CommonCrawl index date range code is broken
cdxt --cc --from 2021 --to 2020 -v -v --limit 1 iter https://www.pbm.com/
INFO:cdx_toolkit.cli:set loglevel to DEBUG
DEBUG:cdx_toolkit.myrequests:getting https://index.commoncrawl.org/collinfo.json None
DEBUG:urllib3.connectionpool:Starting new HTTPS connection (1): index.commoncrawl.org:443
DEBUG:urllib3.connectionpool:https://index.commoncrawl.org:443 "GET /collinfo.json HTTP/1.1" 200 1157
INFO:cdx_toolkit.commoncrawl:Found 87 endpoints in the Common Crawl index
INFO:cdx_toolkit:making a custom cc index list
INFO:cdx_toolkit.commoncrawl:using cc index range from https://index.commoncrawl.org/CC-MAIN-2021-04-index to https://index.commoncrawl.org/CC-MAIN-2020-50-index
INFO:cdx_toolkit:get_more: fetching cdx from https://index.commoncrawl.org/CC-MAIN-2021-04-index
The above date range should be empty.
I've recently started using ranges and hit this issue. Is this likely to be picked up in the near future? I've also noticed that the 'closest' argument for commoncrawl works okay and creates a 3 month window, but does not wayback.
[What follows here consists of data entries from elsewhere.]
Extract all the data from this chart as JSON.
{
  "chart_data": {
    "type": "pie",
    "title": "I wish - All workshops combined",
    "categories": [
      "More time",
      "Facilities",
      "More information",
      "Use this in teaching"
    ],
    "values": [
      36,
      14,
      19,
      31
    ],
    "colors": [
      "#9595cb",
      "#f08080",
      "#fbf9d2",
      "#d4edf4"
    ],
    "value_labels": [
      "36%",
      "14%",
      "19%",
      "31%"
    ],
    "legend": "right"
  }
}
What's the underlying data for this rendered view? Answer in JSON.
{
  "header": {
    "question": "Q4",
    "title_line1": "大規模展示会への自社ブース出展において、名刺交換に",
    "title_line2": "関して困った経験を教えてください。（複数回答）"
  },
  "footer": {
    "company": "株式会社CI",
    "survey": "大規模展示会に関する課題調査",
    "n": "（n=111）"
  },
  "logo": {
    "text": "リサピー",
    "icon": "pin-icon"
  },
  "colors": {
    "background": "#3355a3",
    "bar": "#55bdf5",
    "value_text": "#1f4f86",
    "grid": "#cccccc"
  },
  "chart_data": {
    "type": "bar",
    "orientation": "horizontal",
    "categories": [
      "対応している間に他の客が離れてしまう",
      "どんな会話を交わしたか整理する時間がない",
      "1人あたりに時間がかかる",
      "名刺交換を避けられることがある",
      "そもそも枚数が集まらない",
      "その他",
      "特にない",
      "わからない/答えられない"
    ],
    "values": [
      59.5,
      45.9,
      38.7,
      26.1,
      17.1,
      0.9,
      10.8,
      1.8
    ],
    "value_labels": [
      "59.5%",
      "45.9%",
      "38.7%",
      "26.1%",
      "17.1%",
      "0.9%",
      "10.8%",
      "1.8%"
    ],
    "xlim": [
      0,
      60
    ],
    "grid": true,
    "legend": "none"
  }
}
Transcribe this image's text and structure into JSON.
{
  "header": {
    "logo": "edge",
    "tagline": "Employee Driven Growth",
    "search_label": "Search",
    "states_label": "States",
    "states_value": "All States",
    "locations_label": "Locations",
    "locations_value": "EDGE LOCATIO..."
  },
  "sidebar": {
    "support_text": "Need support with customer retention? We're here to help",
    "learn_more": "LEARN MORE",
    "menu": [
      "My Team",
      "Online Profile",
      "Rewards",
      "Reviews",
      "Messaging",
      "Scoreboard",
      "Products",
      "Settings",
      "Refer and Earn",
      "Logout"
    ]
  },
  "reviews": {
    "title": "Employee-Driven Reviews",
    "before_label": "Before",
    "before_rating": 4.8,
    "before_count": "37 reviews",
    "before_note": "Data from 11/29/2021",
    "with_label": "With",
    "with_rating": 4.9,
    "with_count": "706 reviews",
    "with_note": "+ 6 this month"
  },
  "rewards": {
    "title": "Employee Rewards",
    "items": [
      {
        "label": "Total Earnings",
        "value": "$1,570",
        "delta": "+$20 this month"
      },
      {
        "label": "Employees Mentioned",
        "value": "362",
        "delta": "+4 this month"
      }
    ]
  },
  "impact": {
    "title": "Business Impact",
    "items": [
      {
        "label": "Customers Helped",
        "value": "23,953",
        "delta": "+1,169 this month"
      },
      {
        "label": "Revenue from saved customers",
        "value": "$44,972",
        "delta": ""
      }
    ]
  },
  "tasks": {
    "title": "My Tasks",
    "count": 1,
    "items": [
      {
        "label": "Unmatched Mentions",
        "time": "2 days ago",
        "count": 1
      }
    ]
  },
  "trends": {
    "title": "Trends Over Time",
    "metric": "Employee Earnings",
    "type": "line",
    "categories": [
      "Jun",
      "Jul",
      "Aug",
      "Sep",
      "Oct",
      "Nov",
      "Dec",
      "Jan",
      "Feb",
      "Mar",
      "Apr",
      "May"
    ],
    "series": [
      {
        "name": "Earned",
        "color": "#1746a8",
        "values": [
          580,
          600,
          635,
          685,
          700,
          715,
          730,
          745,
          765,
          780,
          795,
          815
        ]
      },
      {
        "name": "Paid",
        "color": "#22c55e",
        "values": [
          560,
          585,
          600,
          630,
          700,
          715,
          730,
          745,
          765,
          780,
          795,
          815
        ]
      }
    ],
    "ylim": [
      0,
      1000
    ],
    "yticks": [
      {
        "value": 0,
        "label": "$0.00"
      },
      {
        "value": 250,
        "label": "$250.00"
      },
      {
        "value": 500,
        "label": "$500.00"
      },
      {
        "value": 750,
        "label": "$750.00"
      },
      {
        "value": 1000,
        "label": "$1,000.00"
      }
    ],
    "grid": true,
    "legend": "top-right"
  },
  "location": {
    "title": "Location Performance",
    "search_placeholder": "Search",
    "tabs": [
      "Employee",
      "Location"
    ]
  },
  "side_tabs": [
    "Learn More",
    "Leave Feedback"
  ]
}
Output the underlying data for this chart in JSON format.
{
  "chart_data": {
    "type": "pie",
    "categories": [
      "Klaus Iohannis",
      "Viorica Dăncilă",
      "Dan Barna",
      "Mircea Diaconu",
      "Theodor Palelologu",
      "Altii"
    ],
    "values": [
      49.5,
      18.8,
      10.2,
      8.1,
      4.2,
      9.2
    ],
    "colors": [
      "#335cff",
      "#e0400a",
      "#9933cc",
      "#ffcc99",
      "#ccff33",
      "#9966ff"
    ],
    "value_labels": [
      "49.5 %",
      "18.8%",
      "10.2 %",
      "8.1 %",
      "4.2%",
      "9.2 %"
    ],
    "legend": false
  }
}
Can you give some examples? The bug I was complaining about shouldn't affect any real usage.
Sorry I think I might have miss-understood how the ranges work. It looks like if I put from=20220101 it will use the index CC-MAIN-2021-49 (November 2021), and if I put from=20220401 it will use the CC-MAIN-2022-05 (January 2022). Looks like it actually uses the closest index to the date that's below the date provided.
For wayback if I use closest=20221007 it seems to extract URL's with a 2019 timestamp. Using from and to is okay with wayback however.
OK, so Common Crawl is doing the right thing, and the closest on wayback issue is a problem on the Internet Archive side, something I can't control.
I don't know what precisely you're trying to explain but my issue is also related to the index date ranges, though I'm trying to programmatically use them with from_ts. Using it with the iter method isn't working. Doesn't return anything. Using it without works, but I don't need every capture going back a year or whatever the default is.